Athletes with various sprains and bruises, and a couple of sore throats, trickled into All Saints' emergency room during the first few days of the competition; the hospital quietly treated and released them. Then on Wednesday night, December 5, around 6:00 p.m., a private car drove up to the hospital's emergency entrance. A small man and an even smaller women walked to the nursing station. Nadia Comaneci had arrived at All Saints.
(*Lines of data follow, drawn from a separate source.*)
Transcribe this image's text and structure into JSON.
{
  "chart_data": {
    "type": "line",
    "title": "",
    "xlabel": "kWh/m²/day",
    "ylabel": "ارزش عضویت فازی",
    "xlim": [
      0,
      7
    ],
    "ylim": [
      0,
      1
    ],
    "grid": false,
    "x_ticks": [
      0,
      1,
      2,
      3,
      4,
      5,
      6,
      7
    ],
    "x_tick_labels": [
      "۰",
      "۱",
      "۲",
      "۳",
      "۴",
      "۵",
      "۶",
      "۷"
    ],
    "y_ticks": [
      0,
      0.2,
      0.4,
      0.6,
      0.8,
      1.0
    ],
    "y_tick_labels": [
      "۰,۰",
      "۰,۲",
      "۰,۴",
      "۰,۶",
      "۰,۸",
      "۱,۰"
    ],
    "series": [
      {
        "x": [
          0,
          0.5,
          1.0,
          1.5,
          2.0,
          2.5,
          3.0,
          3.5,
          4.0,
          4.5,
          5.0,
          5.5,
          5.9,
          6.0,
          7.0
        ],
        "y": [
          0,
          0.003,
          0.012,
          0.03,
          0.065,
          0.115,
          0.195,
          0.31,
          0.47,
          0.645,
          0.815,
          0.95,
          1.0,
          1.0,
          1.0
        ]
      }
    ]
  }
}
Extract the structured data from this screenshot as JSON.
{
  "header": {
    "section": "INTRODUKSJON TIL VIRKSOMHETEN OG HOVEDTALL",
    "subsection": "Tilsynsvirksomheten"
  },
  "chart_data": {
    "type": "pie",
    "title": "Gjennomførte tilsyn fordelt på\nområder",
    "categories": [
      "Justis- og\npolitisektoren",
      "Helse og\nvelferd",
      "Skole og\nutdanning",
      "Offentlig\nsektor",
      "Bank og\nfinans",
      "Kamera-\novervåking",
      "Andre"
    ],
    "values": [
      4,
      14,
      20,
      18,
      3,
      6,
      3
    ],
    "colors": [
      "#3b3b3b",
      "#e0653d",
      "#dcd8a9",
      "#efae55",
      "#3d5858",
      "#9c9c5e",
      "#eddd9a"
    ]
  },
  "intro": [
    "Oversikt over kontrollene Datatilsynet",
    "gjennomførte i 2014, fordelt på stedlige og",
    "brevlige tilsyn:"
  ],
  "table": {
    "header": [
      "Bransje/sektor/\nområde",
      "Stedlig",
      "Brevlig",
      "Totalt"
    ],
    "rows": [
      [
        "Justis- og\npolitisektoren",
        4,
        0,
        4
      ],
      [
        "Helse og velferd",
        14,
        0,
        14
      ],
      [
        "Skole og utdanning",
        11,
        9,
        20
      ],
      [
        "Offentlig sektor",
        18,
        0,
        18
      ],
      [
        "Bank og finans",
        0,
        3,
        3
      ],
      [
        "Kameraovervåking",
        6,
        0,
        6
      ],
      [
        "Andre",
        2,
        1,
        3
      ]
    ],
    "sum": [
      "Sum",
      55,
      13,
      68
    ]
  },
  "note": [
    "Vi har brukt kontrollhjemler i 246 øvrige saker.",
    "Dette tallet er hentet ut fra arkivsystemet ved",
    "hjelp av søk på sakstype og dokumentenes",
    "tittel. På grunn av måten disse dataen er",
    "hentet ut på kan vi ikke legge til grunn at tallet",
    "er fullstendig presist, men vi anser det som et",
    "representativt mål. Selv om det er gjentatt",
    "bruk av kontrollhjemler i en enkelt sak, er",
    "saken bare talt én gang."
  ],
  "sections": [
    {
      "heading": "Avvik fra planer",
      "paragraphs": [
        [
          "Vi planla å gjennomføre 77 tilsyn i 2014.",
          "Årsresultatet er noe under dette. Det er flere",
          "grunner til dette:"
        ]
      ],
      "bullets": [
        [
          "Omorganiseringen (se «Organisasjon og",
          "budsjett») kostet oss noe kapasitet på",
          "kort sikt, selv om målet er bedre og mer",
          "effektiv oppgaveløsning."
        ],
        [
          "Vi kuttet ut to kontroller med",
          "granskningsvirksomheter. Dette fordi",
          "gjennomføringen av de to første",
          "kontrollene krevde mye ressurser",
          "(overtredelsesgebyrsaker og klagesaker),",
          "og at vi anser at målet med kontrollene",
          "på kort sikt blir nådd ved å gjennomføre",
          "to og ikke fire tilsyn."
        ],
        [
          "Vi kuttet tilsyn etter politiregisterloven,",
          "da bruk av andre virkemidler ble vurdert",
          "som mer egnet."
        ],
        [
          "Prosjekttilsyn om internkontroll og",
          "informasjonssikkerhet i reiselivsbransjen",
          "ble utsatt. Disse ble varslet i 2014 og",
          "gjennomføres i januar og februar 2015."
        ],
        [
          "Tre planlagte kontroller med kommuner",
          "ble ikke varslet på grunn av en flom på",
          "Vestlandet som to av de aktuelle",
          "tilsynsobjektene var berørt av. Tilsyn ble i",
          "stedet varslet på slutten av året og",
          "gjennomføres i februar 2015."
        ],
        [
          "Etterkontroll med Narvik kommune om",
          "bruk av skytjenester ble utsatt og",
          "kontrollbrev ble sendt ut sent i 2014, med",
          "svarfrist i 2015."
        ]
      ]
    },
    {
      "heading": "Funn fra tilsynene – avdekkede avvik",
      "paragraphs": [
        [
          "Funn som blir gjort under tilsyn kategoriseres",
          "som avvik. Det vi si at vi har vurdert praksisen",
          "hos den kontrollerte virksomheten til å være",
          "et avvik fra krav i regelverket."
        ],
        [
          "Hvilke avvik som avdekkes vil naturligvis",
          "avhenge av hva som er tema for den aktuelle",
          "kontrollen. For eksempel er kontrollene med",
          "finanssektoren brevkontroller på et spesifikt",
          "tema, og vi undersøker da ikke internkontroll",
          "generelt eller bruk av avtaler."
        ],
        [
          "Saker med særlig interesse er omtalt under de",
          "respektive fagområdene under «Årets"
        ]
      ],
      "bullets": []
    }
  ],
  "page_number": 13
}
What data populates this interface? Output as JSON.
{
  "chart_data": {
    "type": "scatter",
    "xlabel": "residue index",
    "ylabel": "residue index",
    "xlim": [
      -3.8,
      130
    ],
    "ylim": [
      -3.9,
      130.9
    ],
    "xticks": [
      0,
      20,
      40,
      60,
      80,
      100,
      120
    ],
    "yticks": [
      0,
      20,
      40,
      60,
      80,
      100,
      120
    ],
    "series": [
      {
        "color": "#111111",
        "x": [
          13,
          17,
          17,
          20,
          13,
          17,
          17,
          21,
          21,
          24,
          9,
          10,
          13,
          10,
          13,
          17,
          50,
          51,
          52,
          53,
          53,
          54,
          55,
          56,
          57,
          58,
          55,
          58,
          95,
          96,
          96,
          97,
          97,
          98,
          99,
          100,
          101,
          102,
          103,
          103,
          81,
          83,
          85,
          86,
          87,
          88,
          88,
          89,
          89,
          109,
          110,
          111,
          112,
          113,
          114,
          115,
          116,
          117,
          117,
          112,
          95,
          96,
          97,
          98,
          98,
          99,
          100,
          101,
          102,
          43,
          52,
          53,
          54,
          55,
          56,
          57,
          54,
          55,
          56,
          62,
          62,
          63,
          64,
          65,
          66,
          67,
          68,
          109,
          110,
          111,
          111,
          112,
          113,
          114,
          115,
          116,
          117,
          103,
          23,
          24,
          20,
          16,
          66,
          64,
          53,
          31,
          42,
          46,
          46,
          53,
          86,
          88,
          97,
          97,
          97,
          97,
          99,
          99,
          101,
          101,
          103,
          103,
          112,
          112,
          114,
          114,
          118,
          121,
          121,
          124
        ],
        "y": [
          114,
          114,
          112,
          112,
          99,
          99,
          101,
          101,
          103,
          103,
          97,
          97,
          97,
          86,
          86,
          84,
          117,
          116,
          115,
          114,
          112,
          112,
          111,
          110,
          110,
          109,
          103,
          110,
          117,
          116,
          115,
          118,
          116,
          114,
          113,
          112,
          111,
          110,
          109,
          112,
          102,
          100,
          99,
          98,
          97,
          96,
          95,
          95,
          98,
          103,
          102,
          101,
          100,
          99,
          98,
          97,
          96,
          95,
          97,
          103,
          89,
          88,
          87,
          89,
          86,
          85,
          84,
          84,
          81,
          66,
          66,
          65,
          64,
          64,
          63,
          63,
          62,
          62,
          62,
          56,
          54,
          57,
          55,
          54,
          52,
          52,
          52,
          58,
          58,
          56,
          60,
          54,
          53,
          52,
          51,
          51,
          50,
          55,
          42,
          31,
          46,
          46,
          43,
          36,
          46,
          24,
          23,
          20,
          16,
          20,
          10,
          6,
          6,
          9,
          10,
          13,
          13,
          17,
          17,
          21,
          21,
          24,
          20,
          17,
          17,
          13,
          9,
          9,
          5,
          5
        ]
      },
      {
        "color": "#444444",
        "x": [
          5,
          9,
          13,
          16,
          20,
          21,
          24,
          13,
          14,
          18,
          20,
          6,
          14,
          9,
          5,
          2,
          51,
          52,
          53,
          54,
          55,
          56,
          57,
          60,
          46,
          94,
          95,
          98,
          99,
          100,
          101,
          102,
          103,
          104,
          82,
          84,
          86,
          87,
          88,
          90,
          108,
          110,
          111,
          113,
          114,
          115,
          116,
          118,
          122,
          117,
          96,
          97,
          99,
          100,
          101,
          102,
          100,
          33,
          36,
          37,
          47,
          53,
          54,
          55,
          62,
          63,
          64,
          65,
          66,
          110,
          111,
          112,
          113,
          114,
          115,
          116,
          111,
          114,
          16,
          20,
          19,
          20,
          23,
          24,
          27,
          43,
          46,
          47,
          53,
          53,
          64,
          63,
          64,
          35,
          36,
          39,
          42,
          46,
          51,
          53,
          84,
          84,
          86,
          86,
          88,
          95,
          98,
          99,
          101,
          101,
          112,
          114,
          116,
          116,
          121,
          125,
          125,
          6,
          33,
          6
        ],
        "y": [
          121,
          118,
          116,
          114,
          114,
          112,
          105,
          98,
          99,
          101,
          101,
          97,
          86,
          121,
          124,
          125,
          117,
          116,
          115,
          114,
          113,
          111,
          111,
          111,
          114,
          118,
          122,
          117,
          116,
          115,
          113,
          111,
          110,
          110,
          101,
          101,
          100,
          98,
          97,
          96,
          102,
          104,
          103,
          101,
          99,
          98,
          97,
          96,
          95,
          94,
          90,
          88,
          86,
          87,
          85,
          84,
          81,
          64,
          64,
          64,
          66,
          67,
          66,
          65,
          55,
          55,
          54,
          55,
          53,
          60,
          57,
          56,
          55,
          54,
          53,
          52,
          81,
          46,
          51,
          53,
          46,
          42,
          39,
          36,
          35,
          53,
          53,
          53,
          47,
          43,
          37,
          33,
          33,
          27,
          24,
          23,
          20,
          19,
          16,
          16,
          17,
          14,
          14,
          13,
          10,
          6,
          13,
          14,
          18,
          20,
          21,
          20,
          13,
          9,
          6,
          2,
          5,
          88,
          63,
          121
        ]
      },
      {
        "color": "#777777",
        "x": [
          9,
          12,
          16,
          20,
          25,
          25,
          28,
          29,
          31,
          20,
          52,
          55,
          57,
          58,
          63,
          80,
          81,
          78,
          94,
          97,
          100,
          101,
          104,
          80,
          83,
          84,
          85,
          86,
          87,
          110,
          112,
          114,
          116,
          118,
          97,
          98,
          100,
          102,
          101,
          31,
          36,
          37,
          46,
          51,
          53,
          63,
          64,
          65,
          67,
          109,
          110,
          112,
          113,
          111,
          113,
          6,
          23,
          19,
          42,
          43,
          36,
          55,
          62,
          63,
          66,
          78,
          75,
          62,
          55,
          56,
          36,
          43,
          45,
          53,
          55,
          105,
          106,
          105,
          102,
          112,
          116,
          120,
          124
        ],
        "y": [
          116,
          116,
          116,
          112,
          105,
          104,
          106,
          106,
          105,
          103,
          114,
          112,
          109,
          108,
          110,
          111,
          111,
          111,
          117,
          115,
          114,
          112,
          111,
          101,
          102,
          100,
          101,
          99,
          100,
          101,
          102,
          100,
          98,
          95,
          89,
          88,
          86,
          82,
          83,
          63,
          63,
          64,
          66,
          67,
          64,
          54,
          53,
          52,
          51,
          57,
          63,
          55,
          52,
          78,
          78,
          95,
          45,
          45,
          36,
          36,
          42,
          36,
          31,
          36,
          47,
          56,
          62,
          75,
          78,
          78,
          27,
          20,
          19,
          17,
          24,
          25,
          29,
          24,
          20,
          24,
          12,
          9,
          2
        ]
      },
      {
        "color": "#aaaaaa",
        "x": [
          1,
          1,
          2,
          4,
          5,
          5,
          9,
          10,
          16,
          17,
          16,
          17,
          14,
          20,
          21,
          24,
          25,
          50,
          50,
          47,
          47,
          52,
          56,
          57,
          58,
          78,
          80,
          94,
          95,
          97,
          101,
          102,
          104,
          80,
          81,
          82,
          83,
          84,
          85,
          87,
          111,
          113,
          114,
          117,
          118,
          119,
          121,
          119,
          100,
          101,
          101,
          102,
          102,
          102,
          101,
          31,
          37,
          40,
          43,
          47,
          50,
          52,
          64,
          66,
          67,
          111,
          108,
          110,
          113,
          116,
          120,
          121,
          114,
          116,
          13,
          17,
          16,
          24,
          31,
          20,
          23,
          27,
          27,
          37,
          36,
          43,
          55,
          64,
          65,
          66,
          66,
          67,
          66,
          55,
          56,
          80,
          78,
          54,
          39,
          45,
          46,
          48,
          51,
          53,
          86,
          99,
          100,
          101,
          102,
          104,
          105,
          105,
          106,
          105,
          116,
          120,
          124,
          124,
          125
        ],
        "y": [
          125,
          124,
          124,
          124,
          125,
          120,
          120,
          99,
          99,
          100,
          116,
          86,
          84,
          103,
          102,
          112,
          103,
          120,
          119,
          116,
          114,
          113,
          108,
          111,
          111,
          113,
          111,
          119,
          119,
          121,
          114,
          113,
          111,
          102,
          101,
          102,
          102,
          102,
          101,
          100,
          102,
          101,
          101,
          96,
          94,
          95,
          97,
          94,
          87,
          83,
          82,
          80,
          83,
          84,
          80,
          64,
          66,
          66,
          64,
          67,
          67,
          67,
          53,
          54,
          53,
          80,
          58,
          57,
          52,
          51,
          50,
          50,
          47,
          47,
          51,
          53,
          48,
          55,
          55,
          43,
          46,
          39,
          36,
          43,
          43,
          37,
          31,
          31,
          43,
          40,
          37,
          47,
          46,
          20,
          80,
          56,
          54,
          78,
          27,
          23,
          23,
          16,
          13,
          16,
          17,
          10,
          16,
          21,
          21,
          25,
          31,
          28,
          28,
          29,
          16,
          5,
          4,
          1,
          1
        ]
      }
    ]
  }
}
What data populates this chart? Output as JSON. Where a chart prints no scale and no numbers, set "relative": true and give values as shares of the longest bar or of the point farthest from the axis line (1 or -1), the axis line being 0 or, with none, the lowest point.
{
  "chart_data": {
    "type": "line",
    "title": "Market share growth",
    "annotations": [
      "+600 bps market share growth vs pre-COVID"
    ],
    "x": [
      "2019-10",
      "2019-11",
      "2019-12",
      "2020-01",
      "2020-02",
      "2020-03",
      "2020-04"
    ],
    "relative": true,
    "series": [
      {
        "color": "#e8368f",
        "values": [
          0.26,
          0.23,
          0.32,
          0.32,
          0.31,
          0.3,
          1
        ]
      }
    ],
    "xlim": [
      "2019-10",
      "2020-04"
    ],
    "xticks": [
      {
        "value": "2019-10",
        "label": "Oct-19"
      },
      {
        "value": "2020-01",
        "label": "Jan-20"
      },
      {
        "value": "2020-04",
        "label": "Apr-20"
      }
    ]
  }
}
Nadia is a symbol -- a child-star from a communist country (Romania). She is loved for her child-like manner and admired for her incredible talent, yet her private life is veiled for the most part by the mystery surrounding the customs and politics of her country. She had come to the World Gymnastics Championships in Fort Worth seeking something she had yet to achieve. She, who secured seven perfect "10s" in her first Olympics, was going for the women's individual all-around gold medal. This would be her chance, and the world was watching.
Nadia's complaint was a sore and swollen left hand. She had an infection and was promptly admitted to one of the hospital's suites. The attending physician, B. J. Wroten, MD, and his associate, William Van Wyk, MD, proceeded to treat their patient as they would any other patient with a basically routine serious infection. Her course of treatment turned out to be anything but routine.
Nadia spent Wednesday night at All Saints. She left Thursday afternoon to attempt to perform despite a badly swollen left hand. The infection forced her to scratch on three out of four events.
Nadia did not report back to the hospital Thursday night as had previously been planned. Her Fort Worth physicians were concerned. She required more medication, more rest. Friday afternoon, Nadia returned to her hospital bed. The infection had localized into an abscess and was surgically drained on Saturday. She was out of the championships.
All of the nurses on Nadia's floor signed an All Saints' patient handbook for her to keep as a memento of her stay. The Romanian team was scheduled to leave early Monday morning. Against the advice of her physicians, the Romanian delegation insisted that Nadia go back with the team.
Nadia left All Saints Hospital for the last time at 4:30 a.m., Monday, December 10, 1979.